# Mill drawbar repair



## kvom (Mar 26, 2012)

My Bridgeport came with a clone of the Kurt pneumatic drawbar closer, and I've find it very useful over the past 3-4 years since I've owned it. Last week I noticed that the collets were not being secured properly, so I unbolted the closer and pulled out the drawbar:







A glance at the end of the bar showed that the threads had been stripped:






I mounted it in the lathe and turned down the stripped part to 1/4" and then tried to line up some threaded pieces I turned with the good threads, using a 7/16-20 nut to "synchronize the threads. First I tried Loctite 620, and then JB Weld, but in both cases it was not strong enough to stand the necessary torque. So today I mounted a SHCS in the lathe using the rubberflex collets to spare the threads, and parted off the head.






Then I drilled and reamed the remaining bolt 1/4" (bolt was quite hard, so I needed to use a carbide endmill as a drill).






Then I turned off the good threads from the bar and replaced them with the hollow bold body:






Then I had a friend of mine weld the upper end of the bolt to the bar, and thereafter cleaned up the welds using the lathe.

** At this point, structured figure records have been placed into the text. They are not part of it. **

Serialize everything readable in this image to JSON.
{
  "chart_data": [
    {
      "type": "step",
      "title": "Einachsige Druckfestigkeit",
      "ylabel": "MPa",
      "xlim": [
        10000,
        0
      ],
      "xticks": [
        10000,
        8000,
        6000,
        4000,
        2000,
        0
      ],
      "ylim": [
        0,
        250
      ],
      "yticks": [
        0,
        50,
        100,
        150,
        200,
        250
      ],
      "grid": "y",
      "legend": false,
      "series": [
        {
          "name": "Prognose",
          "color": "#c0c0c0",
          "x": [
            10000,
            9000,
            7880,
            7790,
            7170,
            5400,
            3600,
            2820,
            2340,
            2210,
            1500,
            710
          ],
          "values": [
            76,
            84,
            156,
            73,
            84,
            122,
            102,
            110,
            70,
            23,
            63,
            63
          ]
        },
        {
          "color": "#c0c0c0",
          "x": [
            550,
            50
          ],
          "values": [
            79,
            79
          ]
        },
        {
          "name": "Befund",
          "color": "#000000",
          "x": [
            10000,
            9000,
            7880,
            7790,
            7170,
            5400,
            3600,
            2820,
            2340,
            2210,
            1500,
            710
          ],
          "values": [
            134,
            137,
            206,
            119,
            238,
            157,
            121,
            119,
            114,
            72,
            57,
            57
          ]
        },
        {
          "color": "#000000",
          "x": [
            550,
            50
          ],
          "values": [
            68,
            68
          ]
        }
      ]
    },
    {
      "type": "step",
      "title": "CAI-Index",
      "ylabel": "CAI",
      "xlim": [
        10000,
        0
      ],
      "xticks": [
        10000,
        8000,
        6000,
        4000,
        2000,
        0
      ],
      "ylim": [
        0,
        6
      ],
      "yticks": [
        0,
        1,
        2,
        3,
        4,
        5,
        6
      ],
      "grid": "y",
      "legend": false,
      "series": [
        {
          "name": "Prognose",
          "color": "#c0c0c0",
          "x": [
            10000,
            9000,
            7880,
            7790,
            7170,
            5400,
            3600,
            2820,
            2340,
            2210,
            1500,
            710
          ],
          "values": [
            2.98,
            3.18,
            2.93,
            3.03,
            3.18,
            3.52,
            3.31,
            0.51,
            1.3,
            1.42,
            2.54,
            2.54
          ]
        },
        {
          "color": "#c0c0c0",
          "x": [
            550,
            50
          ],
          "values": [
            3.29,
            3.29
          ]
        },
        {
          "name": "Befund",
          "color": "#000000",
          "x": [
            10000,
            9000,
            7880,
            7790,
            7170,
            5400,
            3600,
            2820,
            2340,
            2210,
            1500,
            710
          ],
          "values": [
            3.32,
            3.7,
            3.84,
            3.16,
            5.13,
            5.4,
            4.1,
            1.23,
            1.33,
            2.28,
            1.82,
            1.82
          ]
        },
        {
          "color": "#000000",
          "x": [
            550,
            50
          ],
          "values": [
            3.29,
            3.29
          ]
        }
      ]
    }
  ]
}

Good as new it appears. Now I can get back to the loco buld.


----------



## lazylathe (Mar 26, 2012)

Nice repair job!!!
Keeping it simple, i like it a lot!!!

Andrew


----------



## rmw (Mar 26, 2012)

I had to do that the other day. I didn't think to use a nut to sync up the threads.. Good idea!
Greg


----------



## Swifty (Mar 27, 2012)

When I had my own tool room I had 4 bridgeports in daily use, the threads were stripping every so often. We cut the thread off the drawbar and drilled a hole in the end, then grabbed a 7/16 unf cap screw and cut the head off then turned a spigot to fit in the drawbar. They were then silver soldered in place. Far cheaper than buying or making new drawbars, they worked very well. When these stripped, just grabbed a new screw and replaced the old one.

Paul.


----------



## kvom (Mar 27, 2012)

That would have worked just as well (or faster). However, I couldn't find a long screw at the local hardware store, so did it this way.


----------



## platypus20 (Apr 5, 2012)

I did mine last week, used a piece of 7/16"-20, B-7 hardened all-thread and pinned and then plugwelded a coupling nut to. Works perfectly, short one is for mill/drill and longer one is for the Jet mill.


----------



## MachineTom (Apr 5, 2012)

What they are designed for is to cut off the worn threads, then drive out the pin at the top of the drawbar, stretch out the drawbar, then drill and install the pin.


----------